Most Saturday mornings when I was a kid, my mom would tell me to clean my room. I wasn’t allowed to come out until everything was spotless, including my dreaded clean up spaces: under the bed and in my closet: the two places I enjoyed shoving things to give the illusion of cleanliness.
I would begrudgingly head upstairs after breakfast, isolated in my room; flipping through old yearbooks, painting my nails, and occasionally, painstakingly making piles to be organized and never quite knowing how to organize them. Sometimes, I’d be in there all day — the task monotonous, but the time soaring by.
Many people have been experiencing this same bizarro phenomenon with the pandemic isolation. Where have the last 14 months gone?

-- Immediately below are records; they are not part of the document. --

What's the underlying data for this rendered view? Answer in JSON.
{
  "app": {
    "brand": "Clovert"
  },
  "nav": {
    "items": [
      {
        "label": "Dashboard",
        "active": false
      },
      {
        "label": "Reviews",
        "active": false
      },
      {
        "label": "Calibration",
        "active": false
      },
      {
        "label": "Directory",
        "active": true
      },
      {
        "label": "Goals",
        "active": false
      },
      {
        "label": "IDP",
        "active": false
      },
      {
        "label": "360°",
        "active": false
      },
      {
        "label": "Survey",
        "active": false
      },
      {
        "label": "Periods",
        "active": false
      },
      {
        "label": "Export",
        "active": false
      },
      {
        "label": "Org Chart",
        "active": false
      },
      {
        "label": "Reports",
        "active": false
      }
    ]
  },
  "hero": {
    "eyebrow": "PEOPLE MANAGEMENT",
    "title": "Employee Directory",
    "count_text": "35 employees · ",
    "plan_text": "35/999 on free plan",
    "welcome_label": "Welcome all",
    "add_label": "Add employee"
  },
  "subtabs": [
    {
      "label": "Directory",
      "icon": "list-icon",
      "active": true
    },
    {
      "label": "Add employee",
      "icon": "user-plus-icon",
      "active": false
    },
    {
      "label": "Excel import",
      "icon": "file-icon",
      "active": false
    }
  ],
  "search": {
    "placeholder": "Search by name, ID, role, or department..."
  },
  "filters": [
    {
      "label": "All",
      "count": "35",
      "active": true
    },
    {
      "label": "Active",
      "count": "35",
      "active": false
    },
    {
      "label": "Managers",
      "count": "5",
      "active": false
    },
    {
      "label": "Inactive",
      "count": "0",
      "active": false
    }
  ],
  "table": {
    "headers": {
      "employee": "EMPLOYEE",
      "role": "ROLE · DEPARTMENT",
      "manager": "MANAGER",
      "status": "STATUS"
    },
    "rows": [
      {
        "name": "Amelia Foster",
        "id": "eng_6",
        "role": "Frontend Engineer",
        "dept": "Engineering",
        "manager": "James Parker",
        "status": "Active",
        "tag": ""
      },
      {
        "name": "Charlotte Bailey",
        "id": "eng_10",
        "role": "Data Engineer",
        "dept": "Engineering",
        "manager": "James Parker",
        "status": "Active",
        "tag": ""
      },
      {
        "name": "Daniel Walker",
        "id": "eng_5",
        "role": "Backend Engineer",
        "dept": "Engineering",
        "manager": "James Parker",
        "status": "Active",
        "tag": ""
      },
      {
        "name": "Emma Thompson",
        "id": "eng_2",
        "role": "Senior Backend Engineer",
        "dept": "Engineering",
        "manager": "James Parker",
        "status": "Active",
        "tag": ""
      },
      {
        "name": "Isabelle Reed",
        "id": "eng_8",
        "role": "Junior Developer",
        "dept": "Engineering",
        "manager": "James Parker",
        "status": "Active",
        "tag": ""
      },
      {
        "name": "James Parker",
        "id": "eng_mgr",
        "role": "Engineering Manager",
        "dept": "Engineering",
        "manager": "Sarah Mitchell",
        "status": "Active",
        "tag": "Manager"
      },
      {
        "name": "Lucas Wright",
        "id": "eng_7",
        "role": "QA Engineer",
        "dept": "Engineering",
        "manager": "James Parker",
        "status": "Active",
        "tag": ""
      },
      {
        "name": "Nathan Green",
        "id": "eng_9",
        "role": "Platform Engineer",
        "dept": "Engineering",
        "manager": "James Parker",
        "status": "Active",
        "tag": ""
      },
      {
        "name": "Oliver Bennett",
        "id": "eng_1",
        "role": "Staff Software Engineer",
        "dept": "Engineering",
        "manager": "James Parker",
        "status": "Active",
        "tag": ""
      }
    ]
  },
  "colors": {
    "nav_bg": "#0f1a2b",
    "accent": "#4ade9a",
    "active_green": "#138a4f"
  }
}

Without set routines and social interaction, I've had a hard time creating structures that provide a familiar sense of time. Every day has started to feel like a Saturday cleaning my room.
My kids are growing and changing, but since we are never apart, I just don’t notice it.
At the beginning of the shelter in place, I began to see a new baby around my townhouse complex, carried around by his grandfather. He speaks no English, but we always seemed to be out for a short walk the same time each day, so we started waving to each other. A nice, silent, neighborly relationship developed.